For me, the most important concern is robustness from the *user's* point of
view. [See below for the user/devloper distinction.]
So can we make it easy to write extremely efficient, robust code on C
machines? I don't know how to do it. Your approach (signal overflow)
allows reasonably efficient code for most machines, though on most the
overflow test requires at least one extra instruction per operation. What
that approach loses is a certain amount of robustness -- what does a user
of an application do when she gets that "error signal"? That's the moral
equivalent of "out of memory" on a machine where you can't get any more for
some reason. I would rather not give up that level of robustness, since we
have ways to address it. [It's fine for a developer to get such error
signals during development, 'cause then she can do something about it. A
user is SOL. Of course it is completely wrong to silently truncate the
answer.]
So I personally would prefer a system where the default was to do
arithmetic as mathematically as possible, because that's the way I'd like
to think about the problem. [If I wanted everything mod 32, I'd say that.]

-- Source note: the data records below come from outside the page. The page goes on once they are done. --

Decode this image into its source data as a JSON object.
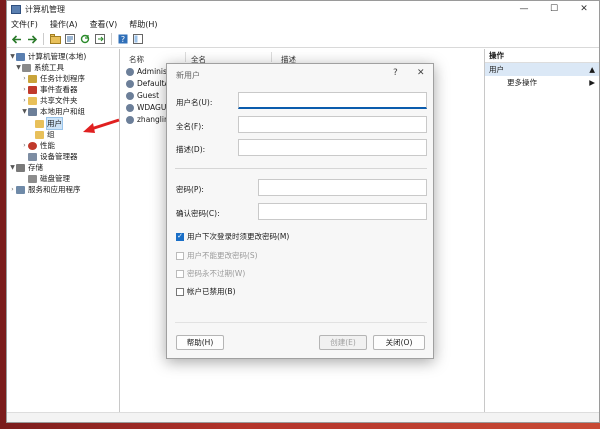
{
  "window": {
    "title": "计算机管理",
    "controls": {
      "minimize": "—",
      "maximize": "☐",
      "close": "✕"
    }
  },
  "menu": [
    "文件(F)",
    "操作(A)",
    "查看(V)",
    "帮助(H)"
  ],
  "toolbar": {
    "buttons": [
      "back-arrow",
      "forward-arrow",
      "up-folder",
      "properties",
      "refresh",
      "export-list",
      "help",
      "console-tree"
    ]
  },
  "tree": {
    "root": "计算机管理(本地)",
    "system_tools": "系统工具",
    "task_scheduler": "任务计划程序",
    "event_viewer": "事件查看器",
    "shared_folders": "共享文件夹",
    "local_users_groups": "本地用户和组",
    "users": "用户",
    "groups": "组",
    "performance": "性能",
    "device_manager": "设备管理器",
    "storage": "存储",
    "disk_management": "磁盘管理",
    "services_apps": "服务和应用程序"
  },
  "list": {
    "columns": [
      "名称",
      "全名",
      "描述"
    ],
    "users": [
      "Administr",
      "DefaultAc",
      "Guest",
      "WDAGUtil",
      "zhanglin"
    ]
  },
  "actions": {
    "header": "操作",
    "section": "用户",
    "more": "更多操作",
    "section_arrow": "▲",
    "more_arrow": "▶"
  },
  "dialog": {
    "title": "新用户",
    "help_glyph": "?",
    "close_glyph": "✕",
    "username_label": "用户名(U):",
    "fullname_label": "全名(F):",
    "description_label": "描述(D):",
    "password_label": "密码(P):",
    "confirm_label": "确认密码(C):",
    "must_change": "用户下次登录时须更改密码(M)",
    "cannot_change": "用户不能更改密码(S)",
    "never_expires": "密码永不过期(W)",
    "disabled": "帐户已禁用(B)",
    "help_button": "帮助(H)",
    "create_button": "创建(E)",
    "close_button": "关闭(O)",
    "username_value": "",
    "fullname_value": "",
    "description_value": "",
    "password_value": "",
    "confirm_value": ""
  },
  "colors": {
    "accent": "#1a6fc7",
    "selection": "#cde3f7",
    "arrow": "#e02020"
  }
}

Then the question is how to make it as easy as possible for me to write
code that the compiler can turn into efficient machine instructions. I
would like the compiler to figure out as much as it can about integer
ranges. In cases where I know something about the range, I should have
easy, natural ways to give the compiler that information. If I'm willing
to claim without any proof that the integer won't overflow, I should have a
way to say that. But that last claim shouldn't be so easy or natural to
make, since if I'm wrong the user will suffer.